Supine Napoleon test 仰向けでのナポレオンテスト
これはナポレオンテストやベリープレステスト(belly press test)と言われています。
仰向けに寝た状態で、お腹に手の平を当てて、そこから肩に手を当てて肩を前に出さないようにしながら、肘だけ前に動かすことができるかというテストです。

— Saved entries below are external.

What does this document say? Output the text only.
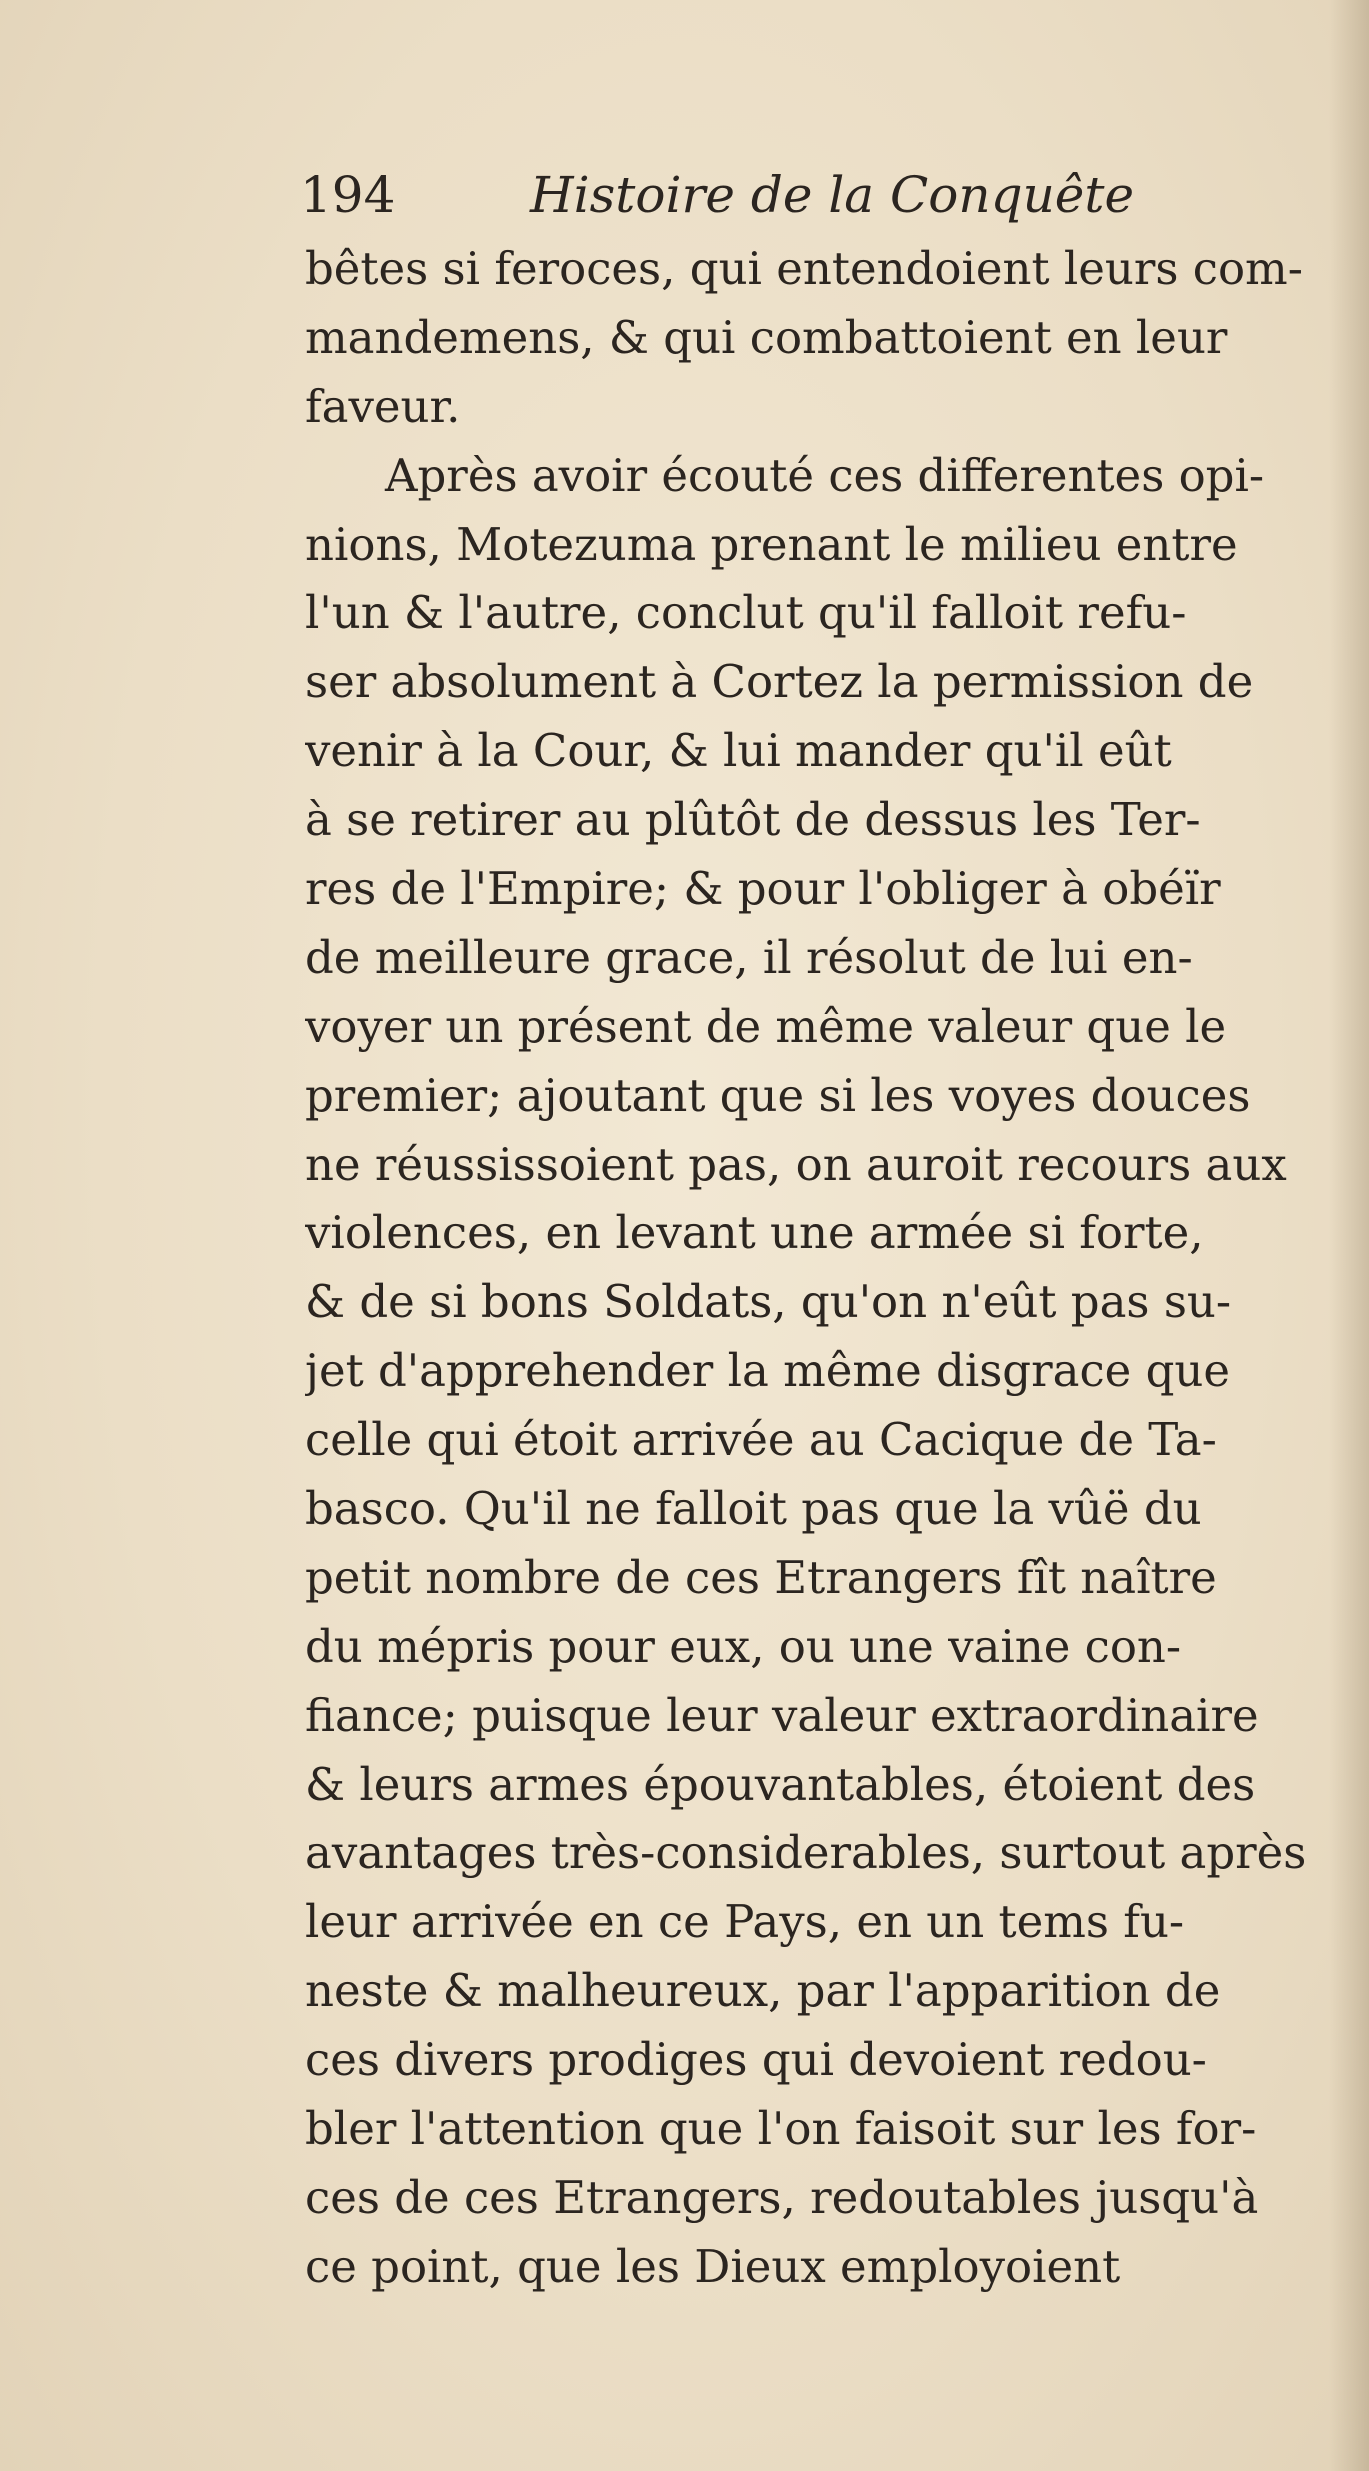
194	Histoire de la Conquête
bêtes si feroces, qui entendoient leurs com-
mandemens, & qui combattoient en leur
faveur.
Après avoir écouté ces differentes opi-
nions, Motezuma prenant le milieu entre
l'un & l'autre, conclut qu'il falloit refu-
ser absolument à Cortez la permission de
venir à la Cour, & lui mander qu'il eût
à se retirer au plûtôt de dessus les Ter-
res de l'Empire; & pour l'obliger à obéïr
de meilleure grace, il résolut de lui en-
voyer un présent de même valeur que le
premier; ajoutant que si les voyes douces
ne réussissoient pas, on auroit recours aux
violences, en levant une armée si forte,
& de si bons Soldats, qu'on n'eût pas su-
jet d'apprehender la même disgrace que
celle qui étoit arrivée au Cacique de Ta-
basco. Qu'il ne falloit pas que la vûë du
petit nombre de ces Etrangers fît naître
du mépris pour eux, ou une vaine con-
fiance; puisque leur valeur extraordinaire
& leurs armes épouvantables, étoient des
avantages très-considerables, surtout après
leur arrivée en ce Pays, en un tems fu-
neste & malheureux, par l'apparition de
ces divers prodiges qui devoient redou-
bler l'attention que l'on faisoit sur les for-
ces de ces Etrangers, redoutables jusqu'à
ce point, que les Dieux employoient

肩甲下筋が働かないと肘が前に(仰向けに寝ているので上と言えますが)出てきません。
また、このリフトオフテストやナポレオンテストで力を入れようとしたら、肩の前が痛いというのも肩甲下筋が切れてないまでも少し痛んでいるサインかもしれません。
肩甲下筋を痛めたときの治療法
それでは肩甲下筋を痛めてしまったときの治療法についてお伝えします。
本当に肩甲下筋が痛みの原因かをはっきりさせる
すごく大切なのはここまで述べたように本当に肩甲下筋が肩の痛みの原因なのか?
ということです。
意外と違うことも多いということを解説しましたし、
さらに肩甲下筋のはたらきをみるテストも解説いたしました。
これらの知識を元に、やはり肩甲下筋が怪しいと思ったときには整形外科での精密検査に進みます。
超音波やMRIですね。
そこで肩甲下筋の損傷があったり、肩を専門とする整形外科医の診断で肩甲下筋が原因となれば、その治療に移ります。
肩甲下筋腱断裂の場合は手術が原則
肩甲下筋腱断裂があれば、手術を積極的に考えます。
もちろん、肩甲下筋腱断裂があればなんでもかんでも手術というわけではありませんが、肩甲下筋腱断裂に限らず腱板断裂は自然治癒が難しいことや、肩甲下筋腱は肩の前を走る唯一のインナーマッスルとして重要なので可能なかぎり手術で治療したいというのが僕の意見です。
肩甲下筋腱が切れていなければリハビリが原則
もし精密検査の結果、肩甲下筋腱断裂がなさそうとなれば、まずはリハビリなどで治癒を目指します。
そのときに重要なのは、なぜ肩甲下筋が痛んでしまったのか?ということです。
スポーツ動作の繰り返しであれば、フォームに問題はないか?ということや、肩のインナーマッスルが使えていないのではないか?とか、肩甲骨の動きが足りないのではないか?というようなことをチェックしていき、その結果に従って適切なリハビリを行っていくことになります。
まとめ
今回は動画もご紹介しながら、
肩腱板損傷のときの手術しないケース(保存治療)と手術するケースの
- 治療期間の流れ
- リハビリ・トレーニングのポイント
- 手術するべきか否か
- 手術方法
について解説いたしました。
少しでも参考になりましたら幸いです。